Vendredi 23 Novembre 2018.

Lille (France), dans le studio étudiant de Chrys.

J'empile plusieurs vêtements dans ma valise et me gratte le haut de mon crâne en réfléchissant à ce que je pourrais encore prendre. Mon départ est soudain, je n'avais pas prévu de me rendre à Loos-en-Gohelle ce week-end, c'est si inopiné comme décision que j'ai cette sensation d'oublier quelque chose, comme ce creux que j'ai dans la poitrine depuis plus de dix jours.

Je secoue la tête et souffle un bon coup : je dois l'oublier.

J'ai fait le bon choix, même si ça me tue de ne plus voir Raffael. Ça m'a fait tellement de mal de l'avoir vu détaler comme s'il avait le feu aux fesses, comme si j'étais le mal incarné ou une terrible personne qu'il devait fuir pour ne pas en être lui-même blessé. Un sentiment de trahison a effleuré mon cœur tandis qu'il refermait la porte derrière lui, sans m'adresser le moindre regard alors que je le suppliais de se retourner. Il m'a planté un couteau dans le dos, m'a éjecté entièrement de sa vie puisque finalement, il ne pouvait plus se contenter de mon amitié, même alors qu'il semblait curieusement soulagé que je veuille toujours être son amie.

Mais aujourd'hui...après que son attitude ait viré de cent quatre-vingts degrés, je ne sais plus si j'aurais la force de le rester, après toute cette douleur qui s'est répandue à l'intérieur de mon cœur. Et je lui en veux terriblement de m'avoir lâché, alors que moi : j'étais prête à ne jamais l'abandonner...

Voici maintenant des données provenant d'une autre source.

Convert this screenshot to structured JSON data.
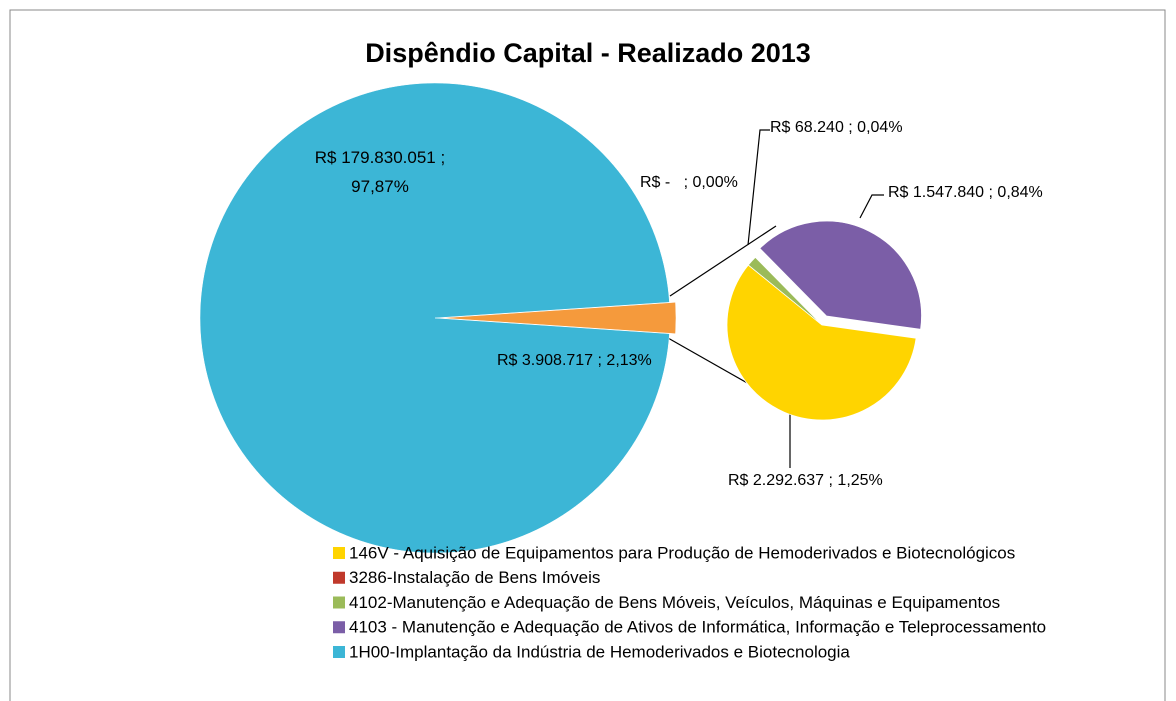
{
  "chart_data": {
    "type": "pie-of-pie",
    "title": "Dispêndio  Capital - Realizado 2013",
    "categories": [
      "146V - Aquisição de Equipamentos para Produção de Hemoderivados e Biotecnológicos",
      "3286-Instalação de Bens Imóveis",
      "4102-Manutenção e Adequação de Bens Móveis, Veículos, Máquinas e Equipamentos",
      "4103 - Manutenção e Adequação de Ativos de Informática, Informação e Teleprocessamento",
      "1H00-Implantação da Indústria de Hemoderivados e Biotecnologia"
    ],
    "values": [
      2292637,
      0,
      68240,
      1547840,
      179830051
    ],
    "value_labels": [
      "R$ 2.292.637 ; 1,25%",
      "R$ -   ; 0,00%",
      "R$ 68.240 ; 0,04%",
      "R$ 1.547.840 ; 0,84%",
      "R$ 179.830.051 ; 97,87%"
    ],
    "colors": [
      "#ffd400",
      "#c0392b",
      "#9bbb59",
      "#7b5ea7",
      "#3cb6d6"
    ],
    "other": {
      "value": 3908717,
      "label": "R$ 3.908.717 ; 2,13%",
      "color": "#f59a3c"
    },
    "legend": "bottom"
  }
}
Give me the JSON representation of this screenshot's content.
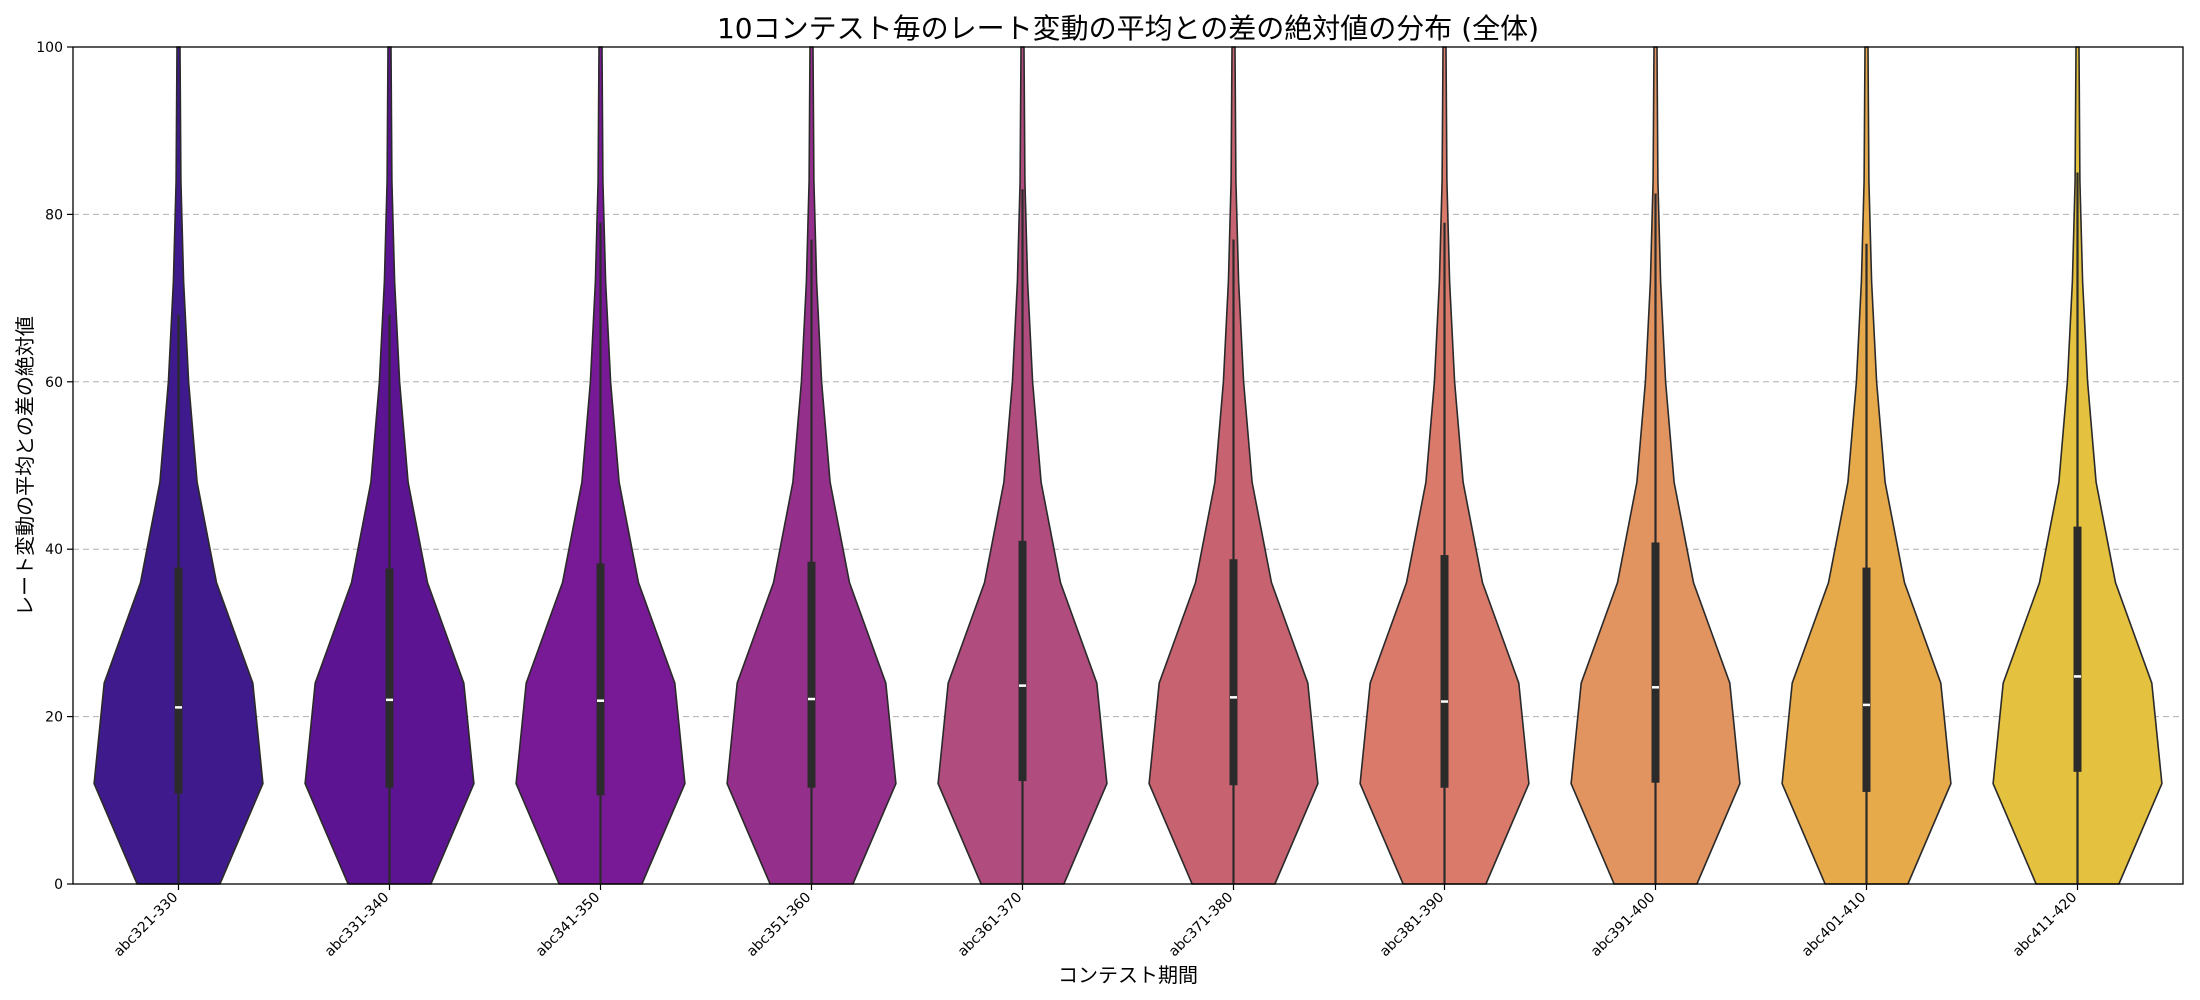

Plus je songe à cet instant particulièrement douloureux, plus je me conforte dans ma décision : j'ai bien fait de mettre un terme à tout ce déluge, et je ne le regrette pas. Je ne l'aurais pas supporté si j'avais développé davantage de sentiments à son égard, et ça me soulage dans un sens. Parfois, je n'arrive pas à croire comment j'ai pu m'attacher à lui, à cet homme si perdu dans son existence, si lent dans sa façon de réagir, et tellement apeuré par ces changements qui peuvent bouleverser son existence.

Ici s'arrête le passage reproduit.